Peu importe le dessous des cartes. Dans tous les cas, pour notre humble analyse politique du capitalisme dans ses œuvres philanthropiques, le savant fut victime de ses inconséquences historiques ayant abouti au concept d’Anthropocène. Pour nous qui n’avons que de simples yeux pour voir « le monde comme il va » et de petits pieds pour aller au ras des pâquerettes et pas plus haut que le plancher des vaches à la surface de la Terre, il est évident qu’avec son hypothèse d’Anthropocène, le savant n’a pas fait preuve d’une grande perspicacité. Voir le désastre et lui donner un nom est une chose, encore faut-il pour un savant en déterminer sa cause précise dans l’histoire contemporaine ; ce qu’il se refusa de faire. Pour son concept stratigraphique, il lui fallait une date de début et il l’a trouva dans les temps historiques aux origines du capitalisme britannique. Sans effort majeur, le savant s’est bien souvenu qu’un certain James Watt avait perfectionné la machine à vapeur vers la fin du 18e siècle ; il s’en contenta pour fixer le début de l’Anthropocène à cette date. Il ne voulut pas voir plus loin dans la structure socio-économique de l’Angleterre qui fut pour le malheur du monde à origines de l’expansionnisme carbonifère de l’Empire britannique. Par la suite, avec son ami Will Steffen, ils se contentèrent de constater que les années 1950 s’inscrivaient comme une décennie charnière dans l’histoire contemporaine où l’économie mondiale s’emballait avec une « Great Acceleration ». Là encore ils se refusèrent de voir l’évidence dans ces années d’après-guerre : l’expansionnisme du modèle fossile de l’Empire Américain. En toute rigueur historique, la mémoire du savant est restée, pour le moins, très sélective, ce qui préoccupa au plus haut point les historiens. Plus grave et plus suspect pour la grandeur immaculée de la science : leur manque de curiosité lorsqu’ils constatèrent le phénomène qu’ils nommèrent « grande accélération ». La moindre des choses aurait été de s’efforcer de l’attribuer à sa cause matérielle actuelle plutôt que postuler d’entrée de jeu sur une nouvelle « force géologique (« major environmental force » ou « global geophysical force ») »… Comment ne pas voir en effet que la « Great Acceleration » n’était autre chose que la mondialisation brutale du modèle étasunien de développement avec le couple énergie fossile et industrie automobile. Mais encore une fois, peu importe…

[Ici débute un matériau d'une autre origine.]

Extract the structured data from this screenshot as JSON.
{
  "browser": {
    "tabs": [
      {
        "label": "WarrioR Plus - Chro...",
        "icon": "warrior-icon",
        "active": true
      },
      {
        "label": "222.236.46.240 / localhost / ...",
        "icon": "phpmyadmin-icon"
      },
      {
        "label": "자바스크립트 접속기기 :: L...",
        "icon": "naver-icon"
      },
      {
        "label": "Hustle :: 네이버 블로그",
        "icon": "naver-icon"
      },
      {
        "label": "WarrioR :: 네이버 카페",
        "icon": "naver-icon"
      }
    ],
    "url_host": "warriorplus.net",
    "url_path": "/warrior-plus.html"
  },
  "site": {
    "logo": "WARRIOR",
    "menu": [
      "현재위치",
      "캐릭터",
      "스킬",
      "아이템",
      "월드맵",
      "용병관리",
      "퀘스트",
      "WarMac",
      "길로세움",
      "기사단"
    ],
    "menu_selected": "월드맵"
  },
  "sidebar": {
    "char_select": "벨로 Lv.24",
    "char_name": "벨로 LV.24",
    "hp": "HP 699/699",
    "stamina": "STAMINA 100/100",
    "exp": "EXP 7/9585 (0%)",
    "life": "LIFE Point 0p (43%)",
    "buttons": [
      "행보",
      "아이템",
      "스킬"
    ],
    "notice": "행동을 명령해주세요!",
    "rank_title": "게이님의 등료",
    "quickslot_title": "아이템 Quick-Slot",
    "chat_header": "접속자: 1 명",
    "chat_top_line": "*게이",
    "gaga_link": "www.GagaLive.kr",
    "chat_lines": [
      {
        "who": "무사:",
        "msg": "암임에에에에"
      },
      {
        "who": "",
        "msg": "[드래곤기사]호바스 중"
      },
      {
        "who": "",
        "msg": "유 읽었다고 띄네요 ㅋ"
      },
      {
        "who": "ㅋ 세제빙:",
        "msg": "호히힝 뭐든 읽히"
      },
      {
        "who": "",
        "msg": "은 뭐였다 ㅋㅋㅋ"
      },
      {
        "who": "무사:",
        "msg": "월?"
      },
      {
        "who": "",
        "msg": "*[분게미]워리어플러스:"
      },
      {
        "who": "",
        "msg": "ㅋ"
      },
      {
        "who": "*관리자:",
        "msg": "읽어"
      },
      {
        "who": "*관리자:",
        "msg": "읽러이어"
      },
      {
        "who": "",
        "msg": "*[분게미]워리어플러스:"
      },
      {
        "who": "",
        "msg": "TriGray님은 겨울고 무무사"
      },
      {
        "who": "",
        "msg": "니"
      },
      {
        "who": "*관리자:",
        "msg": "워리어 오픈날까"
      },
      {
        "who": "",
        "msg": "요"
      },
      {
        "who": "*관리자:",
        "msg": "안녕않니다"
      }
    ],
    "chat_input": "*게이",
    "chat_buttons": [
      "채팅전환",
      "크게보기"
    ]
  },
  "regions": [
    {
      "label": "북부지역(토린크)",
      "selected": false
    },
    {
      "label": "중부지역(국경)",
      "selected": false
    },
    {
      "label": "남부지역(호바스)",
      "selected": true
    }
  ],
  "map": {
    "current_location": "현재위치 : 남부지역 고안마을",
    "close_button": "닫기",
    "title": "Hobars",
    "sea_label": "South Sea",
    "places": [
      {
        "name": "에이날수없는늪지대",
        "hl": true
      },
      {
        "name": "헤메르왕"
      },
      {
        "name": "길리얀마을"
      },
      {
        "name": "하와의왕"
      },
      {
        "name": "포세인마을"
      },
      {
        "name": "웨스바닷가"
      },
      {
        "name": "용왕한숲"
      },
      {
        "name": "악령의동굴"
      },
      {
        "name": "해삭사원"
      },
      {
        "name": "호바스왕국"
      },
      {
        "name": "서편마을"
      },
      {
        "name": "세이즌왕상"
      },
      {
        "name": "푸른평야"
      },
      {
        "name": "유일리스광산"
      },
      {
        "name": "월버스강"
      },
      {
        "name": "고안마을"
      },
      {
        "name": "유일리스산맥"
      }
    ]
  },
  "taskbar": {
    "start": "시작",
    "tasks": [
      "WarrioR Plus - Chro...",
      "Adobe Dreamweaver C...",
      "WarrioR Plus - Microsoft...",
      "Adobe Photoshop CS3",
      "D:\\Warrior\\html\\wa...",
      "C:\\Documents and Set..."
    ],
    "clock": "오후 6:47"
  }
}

Volontaire ou naïve, dans le contexte des années 2000 de ruée vers les énergies fossiles non-conventionnelles, la grande ignorance de l’histoire du capitalisme confine le savant Paul Crutzen, dans un rôle d’idiot utile… au plus grand profit des milieux d’affaires nord-américains. Rappelons que, par rapport au réchauffement climatique, le Plan A des Etats-Unis a toujours été la recherche-développement dans la géo-ingénierie du climat et non le renoncement progressif aux énergies fossiles.

Outre-Atlantique, au début des années 1990, les décideurs politiques n’avaient pas perdu leur temps. Dès que les savants, désœuvrés ou émancipés des contraintes militaro-scientifiques de la Guerre Froide,  décidèrent (avec une bonne décennie de retard, il faut le rappeler) de s’inquiéter du climat, soit vers la fin des années 1980, s’enclenchaient aux Etats-Unis les conférences sur les techniques de contrôle des conséquences de l’accumulation du CO2 dans l’atmosphère. Le complexe militaro-industriel étasunien avait en effet quelques longueurs d’avance en ce domaine scientifique. Il faut rappeler que la géo-ingénierie de l’atmosphère n’est pas née de la dernière pluie. Avant d’être une technique récemment recyclée pour « sauver la planète » elle s’affirmait en bonne place  dans le domaine des recherches militaires et dans le cadre des recherches militaires de la Guerre Froide. Du côté étasunien les travaux pratiques furent poussés jusqu’au paroxysme au cours de la guerre du Vietnam. Dans ce conflit, après 30 ans de guerre, si l’on intègre, comme il se doit, le sombre rayonnement de la France dans la Guerre d’Indochine au plan étasunien, les savants avait carte blanche assurée. Mobilisés en première ligne pour « sauver le monde libre » de la « menace soviétique » ils ne savaient plus quoi inventer pour assurer la victoire aux Etats-Unis… Il y eu l’écocide bien connu par les déluges de pesticides massivement déversés sur la forêt vierge, mais aussi les manipulations de la physicochimie de l’atmosphère qui faisaient partie des domaines de recherches de pointe des universitaires américains…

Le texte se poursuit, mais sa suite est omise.